Contrairement à Year of the Beast, l'unique autre sortie complète de C-Rayz Walz sur Def Jux, Ravipops (The Substance) ne présente pas fortement le casting standard du label. Il n'y a pas de collaborations avec El-P, Rob Sonic ou Aesop Rock. L'album possède cependant de fortes collaborations, notamment Wordsworth, J-Treds, Thirstin Howl III, Vast Aire, Breezly Brewin et MF Doom sur le morceau à juste titre intitulé "The Line Up". La plupart de l'album présente C-Rayz Walz seul, ce qui finit par lui être bénéfique. L'album fonctionne plus comme une introduction de ce dont il était capable, fait pour le public de Def Jux qui pouvait déjà ou non être familier avec lui.
Bazooka Tooth est le deuxième des trois albums qu'Aesop Rock a sorti sous le label Def Jux. Bien que la production soit assurée par les mêmes trois personnages—Aesop Rock, Blockhead et El-P—le ton de cet album est totalement différent des deux autres. Les beats sont moins élaborés, avec Aesop rapant sur des sons presque mécaniques et métalliques.

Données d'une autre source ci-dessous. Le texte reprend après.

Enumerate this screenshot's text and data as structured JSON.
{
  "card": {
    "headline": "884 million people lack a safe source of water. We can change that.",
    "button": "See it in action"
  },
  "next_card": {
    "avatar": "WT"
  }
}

Bien que Bazooka Tooth soit techniquement le quatrième LP studio d'Aesop, il a des allures d'album sophomore. En s'alignant avec Def Jux et en sortant Labor Days, Aesop a atteint un public beaucoup plus large que celui auquel il avait été auparavant habitué. Comme il le dit au début de "Easy", "Des caméras ou des armes / L'un d'entre vous va me tirer dessus jusqu'à la mort." Son prochain album était une exploration des mêmes thèmes avec une perspective légèrement modifiée. Ce n'était pas tout à fait une étape vers None Shall Pass, mais une brève incursion dans un univers parallèle étrangement familier.
Encore une fois, Bazooka Tooth foisonne d'images vivantes, de lyrisme complexe et d'une delivery captivante. L'humour est là si vous parvenez à le détecter. Il y a des chansons avec des titres comme "Babies With Guns" et "The Greatest Pac-Man Victory In History." Sur cette dernière, Aesop rappe sur l'acide dans l'état mental le plus élevé imaginable, avec presque tout le dernier couplet constitué de mots commençant par "L", "S" et "D" dans cet ordre. Il commence par "Jours d'été paresseux / comme un squad dog stupidement chanceux / traîne malade et délirant" et devient plus fou à partir de là.
Aesop a prêté sa voix à plusieurs labels au fil des ans, et aujourd'hui, il est peut-être plus communément associé à Rhymesayers. Mais la trilogie d'albums qu'il a sortie sur Def Jux fait partie des meilleures du label, et élève significativement la qualité d'une discographie déjà forte.
Will Hagle est un écrivain vivant à Los Angeles et co-fondateur de l'empire médiatique In The Points.